From data-driven to data-informed: why the distinction matters

Let’s not dilute the significance of data: it’s really important. Data gives us insights into content performance that print editors of two decades ago would – to paraphrase Jimmy Stewart’s journalist character in The Philadelphia Story – have sold their grandmothers for. There’s a caveat of course: over reliance on data can be more trouble than it’s worth, so what’s an editor to do?

“Data is the sceptic’s best weapon” says business analyst Andrew Chen and it’s hard to argue the contrary. Data is quantifiable. It’s usually massive in scope and has the potential to reveal so much about so much of our organisations. Who wouldn’t want to wield it?

And, as we’re asking questions, why is it so important to recognise the distinction between data-driven and data-informed? 

As we’re increasingly operating in an environment of information overload, we’re grappling with the twin concerns of financial viability and the quest for ‘remarkable’ content (remarkable as Seth Godin reminds us: that is, something is different and therefore worth remarking upon).

That’s what we’re all looking for, isn’t it? Those indicators of optimal performance which provide us with nuggets of gold which we can hopefully replicate. The bigger the data set, the more chance we have of finding that, right?


The data-driven environment is an attractive sounding one but “no matter how good the data, it has its limitations,” says Casper Sermsuksan. “It is only a snapshot of reality that doesn’t paint the full picture of our customer journey and behaviour”. 

We’ve witnessed a transition in newsrooms, from the vogue for data-driven workflows, to a more data-informed approach. It’s no coincidence that this evolution sits neatly alongside the industry’s move towards embracing more meaningful analytics. Where we are overwhelmingly beholden to data, there’s a real danger that content becomes stymied by what ‘works’. Data-driven newsrooms know that judicious use of appropriate analytics is more valuable – and more cost-effective.

When we think back to the problematic viral content of three, four or five years ago, it’s fair to say much of the motivation to replicate those kind of ‘high performing’ stories stemmed from reliance on metrics that placed a high value on easy numbers without really considering what those easy numbers actually meant.

Now we know differently of course.

Local differentiates. Great content differentiates. Viral is not a differentiator.

That’s Troy Young speaking at the FIPP conference earlier in the year. When he spoke about the importance of standing apart from the competition and extolling the virtues of unique content, it’s interesting to think how far we’ve come.

But, as Chen says, ‘not everything is an optimization problem’. Insights from data are only as good as the data sets which inform them, and they can’t possibly reveal everything worth revealing. In fact, the way that metrics are set up can only really reveal reflections of the existing strategy, of the established patterns. It shouldn’t be confused with being a prophetic tool. Thankfully, successful newsrooms are demonstrating that working on and investing in data analysis doesn’t create data dependency as it does reinforce editorial gut instinct.

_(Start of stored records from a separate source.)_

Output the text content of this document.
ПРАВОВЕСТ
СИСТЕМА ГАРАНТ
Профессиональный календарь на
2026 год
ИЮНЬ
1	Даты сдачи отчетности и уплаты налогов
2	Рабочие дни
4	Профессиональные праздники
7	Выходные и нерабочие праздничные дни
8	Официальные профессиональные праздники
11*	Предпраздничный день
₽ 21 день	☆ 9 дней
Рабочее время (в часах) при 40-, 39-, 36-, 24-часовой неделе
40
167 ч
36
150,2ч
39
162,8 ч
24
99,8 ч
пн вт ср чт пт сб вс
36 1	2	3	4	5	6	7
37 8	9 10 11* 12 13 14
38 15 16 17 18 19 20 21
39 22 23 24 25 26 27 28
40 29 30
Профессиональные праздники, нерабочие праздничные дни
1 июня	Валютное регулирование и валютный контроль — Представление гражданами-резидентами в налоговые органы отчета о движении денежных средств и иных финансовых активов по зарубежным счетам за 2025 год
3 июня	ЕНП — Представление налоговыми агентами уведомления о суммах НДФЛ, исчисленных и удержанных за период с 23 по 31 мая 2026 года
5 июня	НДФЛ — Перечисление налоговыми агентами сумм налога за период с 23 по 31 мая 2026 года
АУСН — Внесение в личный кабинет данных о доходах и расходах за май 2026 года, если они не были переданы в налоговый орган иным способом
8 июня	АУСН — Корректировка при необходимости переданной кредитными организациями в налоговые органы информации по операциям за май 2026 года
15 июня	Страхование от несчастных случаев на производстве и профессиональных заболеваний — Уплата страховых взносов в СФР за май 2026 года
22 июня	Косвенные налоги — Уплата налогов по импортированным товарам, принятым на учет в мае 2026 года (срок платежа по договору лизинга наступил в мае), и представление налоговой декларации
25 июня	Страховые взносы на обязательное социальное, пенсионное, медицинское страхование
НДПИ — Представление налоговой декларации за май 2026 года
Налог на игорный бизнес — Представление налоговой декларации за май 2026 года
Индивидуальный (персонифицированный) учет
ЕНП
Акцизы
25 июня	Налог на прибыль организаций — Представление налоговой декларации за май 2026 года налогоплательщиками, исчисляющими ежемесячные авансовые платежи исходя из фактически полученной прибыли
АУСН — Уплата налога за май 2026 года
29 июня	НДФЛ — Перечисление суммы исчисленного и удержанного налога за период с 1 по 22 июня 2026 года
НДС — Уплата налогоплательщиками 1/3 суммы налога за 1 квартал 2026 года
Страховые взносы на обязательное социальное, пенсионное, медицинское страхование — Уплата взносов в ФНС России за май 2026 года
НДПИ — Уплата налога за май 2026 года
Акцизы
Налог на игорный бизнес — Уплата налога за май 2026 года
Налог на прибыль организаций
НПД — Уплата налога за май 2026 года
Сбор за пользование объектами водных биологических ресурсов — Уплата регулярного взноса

Some decisions simply can’t be made without human interaction or decoding.

Take note from the world of AI. When Syllabs or Arago talk about data and robot journalism, they all take great pains to stress that it’s not a universal solution to a labour shortage. Neither is it always a feasible undertaking. The sectors in which it works – in reporting sports, local elections and even – in the case of Sweden’s Mittmedia – in the real estate sector, it’s because the data sets which are available are sufficient to be able to create useful content. Try to use data to generate a story about the crisis in Yemen and you’d come unstuck. Some decisions can be made without human involvement, but many can’t – and shouldn’t.

‘Use data as a drunk uses a lamppost: for support, not illumination’. There’s that brilliant quote again, as told to us by Juan Senor reminded us back at the FIPP conference in Berlin in March. That’s the essence of the data informed approach: using data to hone, refine and confirm editorial decision making. To use data not just as the sceptics’ best weapon, but everyone else’s too. It’s just great practice.

When we spoke to Christopher Pramstaller of Sueddeutsche Zeitung at Digital Zeitung last month he reiterated this point: if editors find that data contradicts their own gut instinct more than around eight times out of ten, they’ll find it very hard to trust that technological solution. This isn’t to say that editors only use data when it suits them, but rather that they’re only likely to use data when they can see it has legitimacy and has value in their workflows.

Sueddeutsche Zeitung also made the decision to call time on the use of real time analytics in the newsroom – and for the same reason: it was data that didn’t add anything to the workflows of its staff. Seeing what was trending at that precise moment didn’t help productivity or efficiency. They made a strong editorial and technological decision to cut back on that aspect of their analytics, and it’s worked for them. Other newsrooms will have their own tales of success and development.

So find that lamppost, but don’t worship at it. Let it guide the way, but don’t look to it for prophetic insights. It is only a lamppost, after all.